Ma nei Cie non sempre è prevista la presenza di un servizio di sostegno psicologico, o solitamente esso è minimo e reattivo. Solo dopo i ripetuti atti violenti nel centro di via Brunelleschi a Torino, sono stati recentemente introdotti degli psicologi ma in altre strutture non ce ne sono sempre. Pur non essendo disponibili dati ufficiali, molti professionisti e volontari riferiscono di un ampio, e presumibilmente poco ponderato, ricorso ai psicotrop, a base di benzodiazepine. Ritrovil, Tavor, Talofen, ecc… Il problema: si somministrerebbe senza prescrizione o supervisione di un medico psichiatra specialista. “Mi danno 40 gocce di Minias e 30 di Tavor ogni sera”, confessa una detenuta nel Cie di Torino. Come racconta un ragazzo diciottenne al 26 giorno di trattenimento: “Certo che prendo psicofarmaci, se non lo fai, vai fuori di testa qua”. Difficile, poi in caso di sovraffollamento gestire adeguatamente tutti i casi.

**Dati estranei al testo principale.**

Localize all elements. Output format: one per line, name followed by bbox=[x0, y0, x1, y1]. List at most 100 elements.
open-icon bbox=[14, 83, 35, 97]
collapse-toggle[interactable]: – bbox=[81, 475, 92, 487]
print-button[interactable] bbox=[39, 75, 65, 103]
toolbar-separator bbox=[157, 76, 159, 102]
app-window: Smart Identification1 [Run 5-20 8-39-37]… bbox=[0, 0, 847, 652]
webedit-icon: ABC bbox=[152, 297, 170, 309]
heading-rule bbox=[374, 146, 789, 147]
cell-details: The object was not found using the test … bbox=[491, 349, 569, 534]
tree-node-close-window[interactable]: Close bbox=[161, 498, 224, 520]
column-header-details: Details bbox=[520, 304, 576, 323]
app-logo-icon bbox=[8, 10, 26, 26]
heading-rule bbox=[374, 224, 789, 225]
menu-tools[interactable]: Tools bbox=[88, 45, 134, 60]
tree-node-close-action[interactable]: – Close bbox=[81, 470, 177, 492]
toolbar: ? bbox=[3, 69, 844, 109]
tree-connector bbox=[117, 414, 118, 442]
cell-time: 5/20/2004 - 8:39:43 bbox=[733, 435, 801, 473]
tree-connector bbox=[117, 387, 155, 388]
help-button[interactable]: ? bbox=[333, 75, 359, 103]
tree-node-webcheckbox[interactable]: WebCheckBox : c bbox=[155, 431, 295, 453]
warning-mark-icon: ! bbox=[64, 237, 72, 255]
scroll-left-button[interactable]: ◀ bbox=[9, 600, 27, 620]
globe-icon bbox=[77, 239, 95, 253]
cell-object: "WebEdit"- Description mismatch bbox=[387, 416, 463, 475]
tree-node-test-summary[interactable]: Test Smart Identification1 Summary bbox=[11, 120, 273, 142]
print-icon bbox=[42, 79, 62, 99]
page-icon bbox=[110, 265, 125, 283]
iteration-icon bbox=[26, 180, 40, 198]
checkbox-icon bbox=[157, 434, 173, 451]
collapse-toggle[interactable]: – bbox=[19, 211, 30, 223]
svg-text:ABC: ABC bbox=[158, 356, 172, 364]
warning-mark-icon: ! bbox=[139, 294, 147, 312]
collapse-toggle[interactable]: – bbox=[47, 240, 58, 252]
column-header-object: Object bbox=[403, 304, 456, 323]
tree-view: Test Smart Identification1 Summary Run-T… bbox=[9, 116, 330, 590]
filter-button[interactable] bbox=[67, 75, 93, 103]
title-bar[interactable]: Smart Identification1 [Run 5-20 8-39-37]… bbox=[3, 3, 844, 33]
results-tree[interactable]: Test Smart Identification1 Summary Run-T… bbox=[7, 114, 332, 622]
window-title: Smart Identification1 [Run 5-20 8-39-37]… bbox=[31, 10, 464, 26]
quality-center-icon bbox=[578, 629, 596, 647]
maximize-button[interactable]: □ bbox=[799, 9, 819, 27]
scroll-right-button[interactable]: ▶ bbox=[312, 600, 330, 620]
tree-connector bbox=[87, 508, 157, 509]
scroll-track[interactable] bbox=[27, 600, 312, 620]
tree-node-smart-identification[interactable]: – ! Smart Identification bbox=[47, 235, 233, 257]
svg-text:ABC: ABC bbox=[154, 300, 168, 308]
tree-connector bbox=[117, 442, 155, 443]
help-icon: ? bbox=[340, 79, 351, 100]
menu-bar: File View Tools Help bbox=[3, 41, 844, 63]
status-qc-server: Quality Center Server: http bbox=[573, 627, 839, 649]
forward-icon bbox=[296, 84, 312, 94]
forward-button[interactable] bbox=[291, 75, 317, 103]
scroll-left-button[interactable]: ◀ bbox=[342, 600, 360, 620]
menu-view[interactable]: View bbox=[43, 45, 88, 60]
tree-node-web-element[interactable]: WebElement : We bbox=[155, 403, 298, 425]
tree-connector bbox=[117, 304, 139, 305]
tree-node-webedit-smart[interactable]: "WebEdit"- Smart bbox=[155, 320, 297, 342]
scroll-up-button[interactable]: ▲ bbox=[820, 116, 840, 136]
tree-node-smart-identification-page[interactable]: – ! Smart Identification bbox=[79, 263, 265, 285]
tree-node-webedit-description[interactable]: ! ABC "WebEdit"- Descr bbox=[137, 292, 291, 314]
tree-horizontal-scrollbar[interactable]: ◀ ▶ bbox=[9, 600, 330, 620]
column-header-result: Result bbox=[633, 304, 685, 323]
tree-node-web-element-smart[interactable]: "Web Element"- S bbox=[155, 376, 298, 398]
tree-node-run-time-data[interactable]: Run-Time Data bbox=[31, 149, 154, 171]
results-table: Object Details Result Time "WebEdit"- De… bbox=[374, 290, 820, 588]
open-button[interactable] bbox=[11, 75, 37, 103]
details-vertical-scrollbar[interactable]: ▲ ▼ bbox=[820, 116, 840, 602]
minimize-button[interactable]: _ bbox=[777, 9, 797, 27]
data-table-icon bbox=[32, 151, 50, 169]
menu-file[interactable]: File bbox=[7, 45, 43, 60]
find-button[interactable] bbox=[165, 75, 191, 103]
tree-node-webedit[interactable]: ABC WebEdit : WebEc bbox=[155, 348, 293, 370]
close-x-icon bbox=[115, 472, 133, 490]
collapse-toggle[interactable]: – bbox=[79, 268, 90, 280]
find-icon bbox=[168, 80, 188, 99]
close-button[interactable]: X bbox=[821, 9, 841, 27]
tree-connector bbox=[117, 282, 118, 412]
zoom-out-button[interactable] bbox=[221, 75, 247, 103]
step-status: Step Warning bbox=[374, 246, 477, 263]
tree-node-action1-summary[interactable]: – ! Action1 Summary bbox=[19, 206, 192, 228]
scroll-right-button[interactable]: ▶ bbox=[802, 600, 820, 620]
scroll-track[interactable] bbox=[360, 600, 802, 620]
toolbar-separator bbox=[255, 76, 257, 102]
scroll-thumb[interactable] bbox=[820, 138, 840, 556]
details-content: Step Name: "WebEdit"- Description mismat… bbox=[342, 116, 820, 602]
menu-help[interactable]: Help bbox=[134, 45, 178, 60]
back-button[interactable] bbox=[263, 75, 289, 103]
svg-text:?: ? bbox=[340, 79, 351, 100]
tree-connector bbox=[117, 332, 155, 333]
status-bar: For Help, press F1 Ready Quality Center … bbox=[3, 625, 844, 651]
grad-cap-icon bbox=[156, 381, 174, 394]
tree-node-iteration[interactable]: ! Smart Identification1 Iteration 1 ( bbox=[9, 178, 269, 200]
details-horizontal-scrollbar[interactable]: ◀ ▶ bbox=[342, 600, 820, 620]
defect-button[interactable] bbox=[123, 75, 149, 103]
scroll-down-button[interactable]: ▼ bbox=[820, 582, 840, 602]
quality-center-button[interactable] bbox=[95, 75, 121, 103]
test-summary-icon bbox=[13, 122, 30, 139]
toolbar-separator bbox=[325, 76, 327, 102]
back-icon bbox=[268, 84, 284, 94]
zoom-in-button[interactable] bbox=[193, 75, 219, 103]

Angoli bui, opachi, inquietanti della salute pubblica. Lasciati alla discrezionalità totale dalla parte degli enti gestori. Nei Cie, presidi sanitari, livelli igienici e di vivibilità degli ambienti e condizioni sanitarie degli stranieri detenuti non sono monitorati dalle autorità sanitarie pubbliche. I dati sanitari sono gravemente carenti – per assente raccolta e sistematizzazione – e non ci sono linee guida a livello centrale. I continui dinieghi del Ministero dell’Interno di rendere disponibili a MEDU o a MSF, a parte singoli casi, le convenzioni stipulate tra i singoli enti gestori e le Prefetture locali testimoniano di questa mancata trasparenza.
Oltre quelle mura, le veridicità delle indegne condizioni di detenzione è raccontata, in silenzio, dai ripetuti scioperi della fame, incendi dolosi e atti di vandalismo, dalle continue rivolte e fughe – raddoppiate in quasi tutti centri visitati da Medu dall’anno precedente. Senza nominare le denunce di abuso – punizioni in cella di isolamento, manganellate, quotidiane imposizioni, insulti verbali, a volte a contenuto razziale – che costituiscono potenziali casi di trattamento inumano e degradante della persona umana.

“Qui è peggio di un carcere” è la frase che si capita sempre di sentire con più frequenza quando si ha accesso ad un Cie. “Vorrei che questo centro scomparisse e basta”, dice un’altra trattenuta a Torino; altri si vedono come “corpi a disposizione totale della struttura”. Le testimonianze dirette dei trattenuti, non lasciano dubbio. In 18 mesi, la mente e il corpo hanno tempo di ammalarsi e da quel luogo, si esce in generale con condizioni peggiori di salute.